A UNIDADE DA PALAVRA
Por Jorge Fernandes Isah
CAPÍTULO 1: AS SAGRADAS ESCRITURAS
7. Na Escritura não são todas as coisas igualmente claras, nem
igualmente evidentes para todos.12 Mesmo assim, as coisas que
precisam ser conhecidas, cridas e obedecidas para a salvação estão claramente
propostas e explicadas em uma passagem ou outra; e, pelo devido uso de meios
comuns, não apenas os eruditos, mas também os indoutos, podem obter uma
compreensão suficiente de tais coisas.13
12 II Pedro 3:16. 13 Salmo 19:7; Salmo
119:130.
Temos aqui claramente ensinado um princípio que foi distorcido e abandonado
no decorrer dos séculos, antes da Reforma, especialmente pela ICAR, o de que
não há obscurantismo nem ininteligibilidade na Escritura; de que é possível compreendê-la
e entendê-la sem a necessidade de que homens "iluminados" a
interpretem. Por muitos séculos, a ICAR proclamou ser a Bíblia enigmática, de
forma que ao homem comum estaria vedado o seu entendimento, o qual aconteceria
somente pela autoridade da igreja; de forma que, somente através do clero, a
Bíblia estaria habilitada a ser interpretada e compreendida, dando-se-lhe o
sentido exato e correto.
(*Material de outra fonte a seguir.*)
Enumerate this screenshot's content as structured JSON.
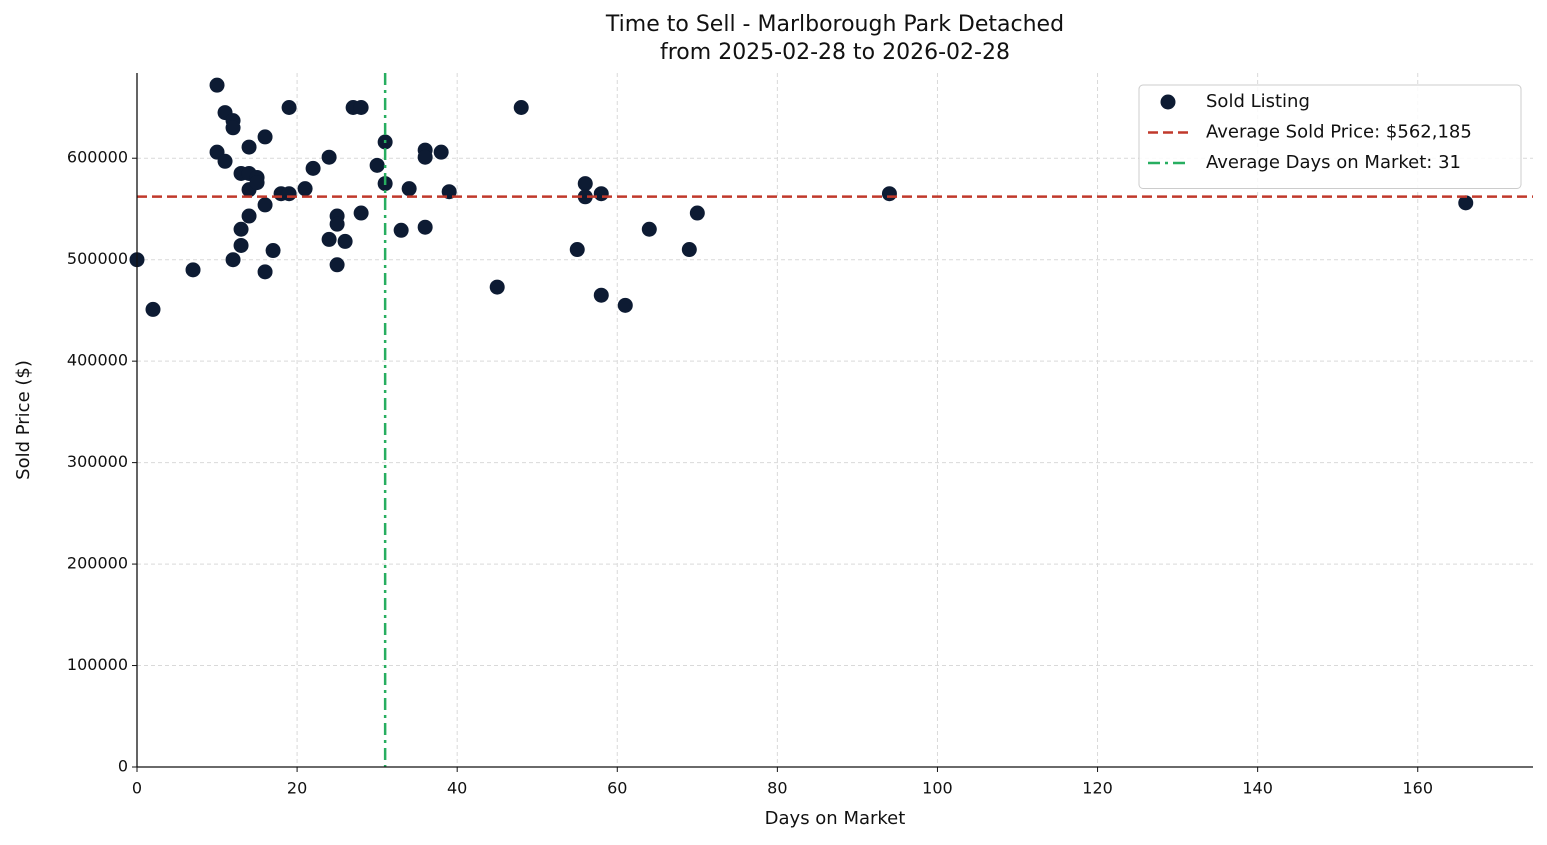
{
  "chart_data": {
    "type": "scatter",
    "title": "Time to Sell - Marlborough Park Detached",
    "subtitle": "from 2025-02-28 to 2026-02-28",
    "x_label": "Days on Market",
    "y_label": "Sold Price ($)",
    "xlim": [
      0,
      174.4
    ],
    "ylim": [
      0,
      684000
    ],
    "xticks": [
      0,
      20,
      40,
      60,
      80,
      100,
      120,
      140,
      160
    ],
    "yticks": [
      0,
      100000,
      200000,
      300000,
      400000,
      500000,
      600000
    ],
    "grid": true,
    "legend": "upper right",
    "series": [
      {
        "name": "Sold Listing",
        "color": "#0d1b33",
        "x": [
          0,
          2,
          7,
          10,
          10,
          11,
          11,
          12,
          12,
          12,
          13,
          13,
          13,
          14,
          14,
          14,
          14,
          15,
          15,
          16,
          16,
          16,
          17,
          18,
          19,
          19,
          21,
          22,
          24,
          24,
          25,
          25,
          25,
          26,
          27,
          28,
          28,
          30,
          31,
          31,
          33,
          34,
          36,
          36,
          36,
          38,
          39,
          45,
          48,
          55,
          56,
          56,
          58,
          58,
          61,
          64,
          69,
          70,
          94,
          166
        ],
        "values": [
          500000,
          451000,
          490000,
          672000,
          606000,
          645000,
          597000,
          637000,
          630000,
          500000,
          585000,
          530000,
          514000,
          611000,
          585000,
          569000,
          543000,
          581000,
          576000,
          621000,
          554000,
          488000,
          509000,
          565000,
          650000,
          565000,
          570000,
          590000,
          601000,
          520000,
          543000,
          535000,
          495000,
          518000,
          650000,
          650000,
          546000,
          593000,
          616000,
          575000,
          529000,
          570000,
          608000,
          601000,
          532000,
          606000,
          567000,
          473000,
          650000,
          510000,
          575000,
          562000,
          565000,
          465000,
          455000,
          530000,
          510000,
          546000,
          565000,
          556000
        ]
      }
    ],
    "reference_lines": [
      {
        "name": "Average Sold Price: $562,185",
        "axis": "y",
        "value": 562185,
        "color": "#c0392b",
        "style": "dashed"
      },
      {
        "name": "Average Days on Market: 31",
        "axis": "x",
        "value": 31,
        "color": "#27ae60",
        "style": "dashdot"
      }
    ]
  }
}
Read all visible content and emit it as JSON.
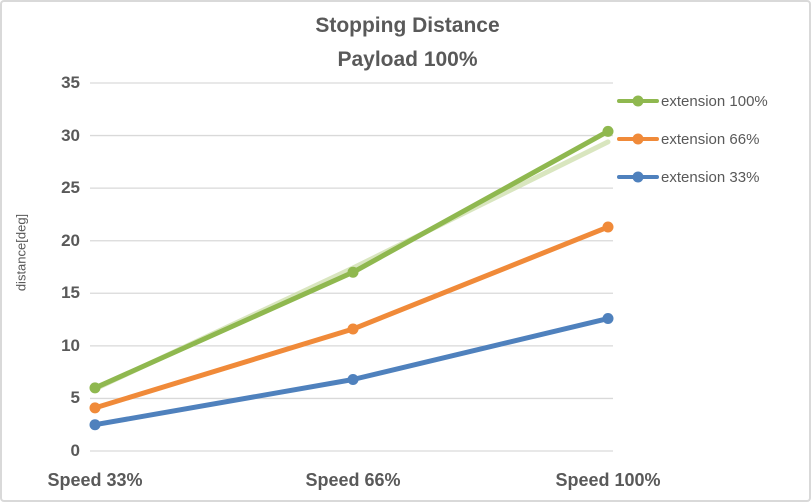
{
  "window": {
    "background": "#FFFFFF",
    "border_color": "#D9D9D9",
    "text_color": "#595959"
  },
  "chart_data": {
    "type": "line",
    "title": "Stopping Distance",
    "subtitle": "Payload 100%",
    "categories": [
      "Speed 33%",
      "Speed 66%",
      "Speed 100%"
    ],
    "series": [
      {
        "name": "extension 100%",
        "color": "#8FB84F",
        "values": [
          6.0,
          17.0,
          30.4
        ]
      },
      {
        "name": "extension 66%",
        "color": "#F08A39",
        "values": [
          4.1,
          11.6,
          21.3
        ]
      },
      {
        "name": "extension 33%",
        "color": "#4F81BD",
        "values": [
          2.5,
          6.8,
          12.6
        ]
      }
    ],
    "ghost_series": {
      "note": "faint pale-green duplicate line running along the extension 100% series, ending slightly below its last marker",
      "color": "#C9DCA4",
      "opacity": 0.7,
      "values": [
        5.9,
        17.4,
        29.4
      ]
    },
    "xlabel": "",
    "ylabel": "distance[deg]",
    "ylim": [
      0,
      35
    ],
    "ytick_step": 5,
    "grid": true,
    "grid_color": "#D9D9D9",
    "legend_position": "right-top",
    "marker": "circle",
    "line_width": 5
  }
}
Como já vimos, isto é uma mentira, uma forma de
enganar e manter o homem preso à ignorância, de maneira que ele estaria sujeito
a aceitar passivamente tudo o que a igreja definisse como autoridade no texto
sagrado, e muitas vezes a corrupção do texto com a implementação de tradições
humanas que nada têm a ver com a verdade revelada e o seu sentido intrínseco.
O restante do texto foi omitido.